The new findings are based on detailed questionnaires completed by more than 700 African-American females participating in an HIV-prevention study in Atlanta. All were unmarried and sexually active.
The young women filled out surveys at the beginning, middle, and end of the one-year study.
Among those depending on a significant other for spending money, 25 percent said that their partner had not used a condom in the preceding two months. Among the other women, who received spending money from family members, employment or other sources, 15 percent reported having unprotected sex.
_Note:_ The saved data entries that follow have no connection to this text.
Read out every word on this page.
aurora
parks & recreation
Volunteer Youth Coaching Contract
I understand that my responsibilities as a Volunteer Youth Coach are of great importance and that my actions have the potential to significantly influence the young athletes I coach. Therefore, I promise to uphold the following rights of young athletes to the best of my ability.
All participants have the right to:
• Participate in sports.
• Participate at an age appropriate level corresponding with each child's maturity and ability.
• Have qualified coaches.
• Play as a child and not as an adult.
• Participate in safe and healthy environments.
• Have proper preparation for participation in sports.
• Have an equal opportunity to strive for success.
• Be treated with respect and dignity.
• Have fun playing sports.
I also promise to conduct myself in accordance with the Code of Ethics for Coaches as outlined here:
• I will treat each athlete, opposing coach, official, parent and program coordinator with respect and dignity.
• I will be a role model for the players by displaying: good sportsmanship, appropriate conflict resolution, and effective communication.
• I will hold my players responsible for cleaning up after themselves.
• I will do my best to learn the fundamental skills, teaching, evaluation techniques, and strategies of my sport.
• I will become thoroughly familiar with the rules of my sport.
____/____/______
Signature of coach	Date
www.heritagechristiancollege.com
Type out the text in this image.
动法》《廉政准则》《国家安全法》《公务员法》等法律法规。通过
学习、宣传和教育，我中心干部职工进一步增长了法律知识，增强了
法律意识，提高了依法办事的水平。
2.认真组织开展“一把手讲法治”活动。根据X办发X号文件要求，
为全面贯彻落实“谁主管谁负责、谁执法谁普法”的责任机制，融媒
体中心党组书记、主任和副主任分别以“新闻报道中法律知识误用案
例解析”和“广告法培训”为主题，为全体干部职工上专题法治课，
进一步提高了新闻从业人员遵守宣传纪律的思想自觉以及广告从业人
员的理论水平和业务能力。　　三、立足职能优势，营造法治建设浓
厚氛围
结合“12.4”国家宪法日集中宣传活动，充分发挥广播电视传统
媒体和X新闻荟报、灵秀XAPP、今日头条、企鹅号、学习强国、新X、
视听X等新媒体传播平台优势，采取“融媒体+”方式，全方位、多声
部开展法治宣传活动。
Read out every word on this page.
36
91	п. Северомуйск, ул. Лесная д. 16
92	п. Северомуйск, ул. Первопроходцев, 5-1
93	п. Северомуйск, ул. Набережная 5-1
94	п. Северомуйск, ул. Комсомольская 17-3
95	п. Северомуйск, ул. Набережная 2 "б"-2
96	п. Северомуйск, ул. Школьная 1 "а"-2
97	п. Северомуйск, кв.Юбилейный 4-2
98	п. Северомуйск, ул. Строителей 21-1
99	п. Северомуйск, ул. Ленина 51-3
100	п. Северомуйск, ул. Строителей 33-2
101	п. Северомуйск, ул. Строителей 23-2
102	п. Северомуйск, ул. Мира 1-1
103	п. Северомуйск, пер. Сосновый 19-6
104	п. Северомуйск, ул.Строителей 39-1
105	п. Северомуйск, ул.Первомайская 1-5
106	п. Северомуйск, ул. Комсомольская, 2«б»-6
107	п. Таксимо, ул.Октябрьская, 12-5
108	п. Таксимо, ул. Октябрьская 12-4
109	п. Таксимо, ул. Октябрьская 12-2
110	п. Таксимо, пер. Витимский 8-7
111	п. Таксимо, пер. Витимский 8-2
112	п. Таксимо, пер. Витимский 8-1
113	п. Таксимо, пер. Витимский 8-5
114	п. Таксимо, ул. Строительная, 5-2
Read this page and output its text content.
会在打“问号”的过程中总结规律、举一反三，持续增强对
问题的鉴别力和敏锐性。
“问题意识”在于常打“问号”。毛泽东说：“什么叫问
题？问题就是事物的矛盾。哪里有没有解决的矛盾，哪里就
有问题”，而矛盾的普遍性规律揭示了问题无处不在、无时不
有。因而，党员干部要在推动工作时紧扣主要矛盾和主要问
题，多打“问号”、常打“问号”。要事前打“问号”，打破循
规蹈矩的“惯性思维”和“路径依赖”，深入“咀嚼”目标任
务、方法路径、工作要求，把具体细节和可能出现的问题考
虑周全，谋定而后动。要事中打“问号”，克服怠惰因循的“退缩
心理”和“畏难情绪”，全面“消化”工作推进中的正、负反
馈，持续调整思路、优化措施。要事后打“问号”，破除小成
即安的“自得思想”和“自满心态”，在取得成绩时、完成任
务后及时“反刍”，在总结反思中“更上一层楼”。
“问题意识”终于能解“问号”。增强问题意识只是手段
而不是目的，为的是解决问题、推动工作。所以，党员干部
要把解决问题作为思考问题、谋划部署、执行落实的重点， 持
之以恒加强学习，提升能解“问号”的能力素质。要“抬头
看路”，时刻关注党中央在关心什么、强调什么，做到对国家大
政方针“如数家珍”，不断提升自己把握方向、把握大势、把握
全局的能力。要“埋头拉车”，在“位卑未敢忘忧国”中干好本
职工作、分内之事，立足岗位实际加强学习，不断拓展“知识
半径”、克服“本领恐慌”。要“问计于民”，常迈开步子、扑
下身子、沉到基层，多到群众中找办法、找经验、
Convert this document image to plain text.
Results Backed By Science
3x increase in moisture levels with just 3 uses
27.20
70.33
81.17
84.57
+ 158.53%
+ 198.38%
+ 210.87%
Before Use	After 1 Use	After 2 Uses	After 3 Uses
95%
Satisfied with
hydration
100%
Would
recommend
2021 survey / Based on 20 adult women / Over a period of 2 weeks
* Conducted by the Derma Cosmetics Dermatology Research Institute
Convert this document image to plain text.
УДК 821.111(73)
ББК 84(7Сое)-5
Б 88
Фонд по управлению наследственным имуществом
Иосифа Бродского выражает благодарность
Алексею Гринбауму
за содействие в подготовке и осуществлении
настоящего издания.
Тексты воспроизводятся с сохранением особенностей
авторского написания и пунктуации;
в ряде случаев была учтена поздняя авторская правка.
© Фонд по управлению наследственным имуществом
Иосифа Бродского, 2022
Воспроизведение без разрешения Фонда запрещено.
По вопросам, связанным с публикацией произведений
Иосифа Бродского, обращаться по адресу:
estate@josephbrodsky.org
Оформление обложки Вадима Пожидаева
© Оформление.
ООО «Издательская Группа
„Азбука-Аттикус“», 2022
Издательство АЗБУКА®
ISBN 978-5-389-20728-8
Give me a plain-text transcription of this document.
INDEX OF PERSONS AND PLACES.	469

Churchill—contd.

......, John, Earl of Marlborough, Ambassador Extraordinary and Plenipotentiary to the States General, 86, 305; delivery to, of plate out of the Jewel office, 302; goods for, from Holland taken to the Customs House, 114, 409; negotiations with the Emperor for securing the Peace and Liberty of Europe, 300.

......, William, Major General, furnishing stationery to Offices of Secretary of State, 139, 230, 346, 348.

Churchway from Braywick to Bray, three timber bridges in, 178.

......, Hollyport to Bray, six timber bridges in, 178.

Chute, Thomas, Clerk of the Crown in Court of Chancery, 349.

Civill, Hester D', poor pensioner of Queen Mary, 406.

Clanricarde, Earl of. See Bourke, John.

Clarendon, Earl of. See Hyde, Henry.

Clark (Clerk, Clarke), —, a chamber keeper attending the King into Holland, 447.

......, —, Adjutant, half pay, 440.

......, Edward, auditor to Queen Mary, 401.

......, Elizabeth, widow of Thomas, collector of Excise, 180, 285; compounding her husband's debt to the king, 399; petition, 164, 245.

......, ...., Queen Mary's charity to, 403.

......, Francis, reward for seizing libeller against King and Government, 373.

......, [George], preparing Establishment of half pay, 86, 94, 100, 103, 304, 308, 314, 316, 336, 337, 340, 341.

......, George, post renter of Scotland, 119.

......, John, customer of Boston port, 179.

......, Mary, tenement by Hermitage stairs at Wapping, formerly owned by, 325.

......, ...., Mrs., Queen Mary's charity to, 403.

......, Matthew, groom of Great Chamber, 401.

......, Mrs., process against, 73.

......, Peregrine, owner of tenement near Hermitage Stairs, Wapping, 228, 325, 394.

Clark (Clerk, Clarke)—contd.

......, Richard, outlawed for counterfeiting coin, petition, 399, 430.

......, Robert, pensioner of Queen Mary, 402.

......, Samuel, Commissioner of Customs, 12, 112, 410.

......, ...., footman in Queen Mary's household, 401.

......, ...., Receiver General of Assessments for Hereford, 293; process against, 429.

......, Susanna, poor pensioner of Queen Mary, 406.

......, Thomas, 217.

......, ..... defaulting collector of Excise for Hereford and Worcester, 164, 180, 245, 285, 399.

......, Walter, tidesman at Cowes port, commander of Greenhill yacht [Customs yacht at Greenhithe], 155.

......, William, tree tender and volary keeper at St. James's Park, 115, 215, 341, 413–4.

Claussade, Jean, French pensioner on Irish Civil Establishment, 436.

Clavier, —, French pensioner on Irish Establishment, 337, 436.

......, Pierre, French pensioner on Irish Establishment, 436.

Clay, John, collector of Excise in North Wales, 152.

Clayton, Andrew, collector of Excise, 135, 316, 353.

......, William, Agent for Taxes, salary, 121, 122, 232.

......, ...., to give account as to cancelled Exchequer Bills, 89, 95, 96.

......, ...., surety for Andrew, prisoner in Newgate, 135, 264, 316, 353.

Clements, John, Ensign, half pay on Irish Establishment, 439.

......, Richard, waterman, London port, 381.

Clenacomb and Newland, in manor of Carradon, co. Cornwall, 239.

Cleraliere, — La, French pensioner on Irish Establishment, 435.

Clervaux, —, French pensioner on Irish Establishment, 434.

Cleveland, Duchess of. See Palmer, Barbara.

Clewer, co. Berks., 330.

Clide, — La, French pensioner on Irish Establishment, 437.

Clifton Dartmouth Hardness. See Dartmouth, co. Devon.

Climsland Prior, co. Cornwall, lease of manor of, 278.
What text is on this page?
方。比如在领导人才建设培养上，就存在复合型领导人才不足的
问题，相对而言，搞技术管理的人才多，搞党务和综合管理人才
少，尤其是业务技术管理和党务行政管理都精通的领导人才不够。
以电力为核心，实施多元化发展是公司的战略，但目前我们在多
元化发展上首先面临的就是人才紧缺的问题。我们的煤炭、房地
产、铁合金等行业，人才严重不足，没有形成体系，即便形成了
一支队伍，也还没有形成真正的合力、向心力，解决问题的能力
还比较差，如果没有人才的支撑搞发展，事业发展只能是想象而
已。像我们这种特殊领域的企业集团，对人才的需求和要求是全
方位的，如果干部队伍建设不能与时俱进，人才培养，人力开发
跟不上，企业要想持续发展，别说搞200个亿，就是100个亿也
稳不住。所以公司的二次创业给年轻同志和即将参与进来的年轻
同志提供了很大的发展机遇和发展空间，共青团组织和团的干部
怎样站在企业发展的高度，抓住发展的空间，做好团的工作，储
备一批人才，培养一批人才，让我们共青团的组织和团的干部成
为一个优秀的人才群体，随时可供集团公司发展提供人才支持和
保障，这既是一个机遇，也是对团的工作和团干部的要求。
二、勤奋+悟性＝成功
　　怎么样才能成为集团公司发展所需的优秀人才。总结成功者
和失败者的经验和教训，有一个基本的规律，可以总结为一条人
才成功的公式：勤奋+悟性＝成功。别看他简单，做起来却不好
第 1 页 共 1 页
Similarly, young women who discontinued receiving most of their money from their significant other during the study were more likely to use safe-sex behaviors.
Researchers matched the two groups on more than 75 characteristics, including education, relationship quality, and self esteem measures, so that there were no important differences between the women other than their primary source of spending money. Thus, the researchers say, safe sex programs that empower young women economically may be more effective than other methods.
“The decisions that women and men make in their relationships cross socioeconomic boundaries,” concurs Elizabeth Schroeder, Ed.D., executive director of Answer, a nonprofit dedicated to comprehensive sexuality education.
“This study only looks at half of the dyad. Similar research is needed to question young men about how economic factors affect their sexual decision-making. Sexual decision-making is complicated and complex, this study tries to simplify a really, really complicated topic,” Schroeder concludes.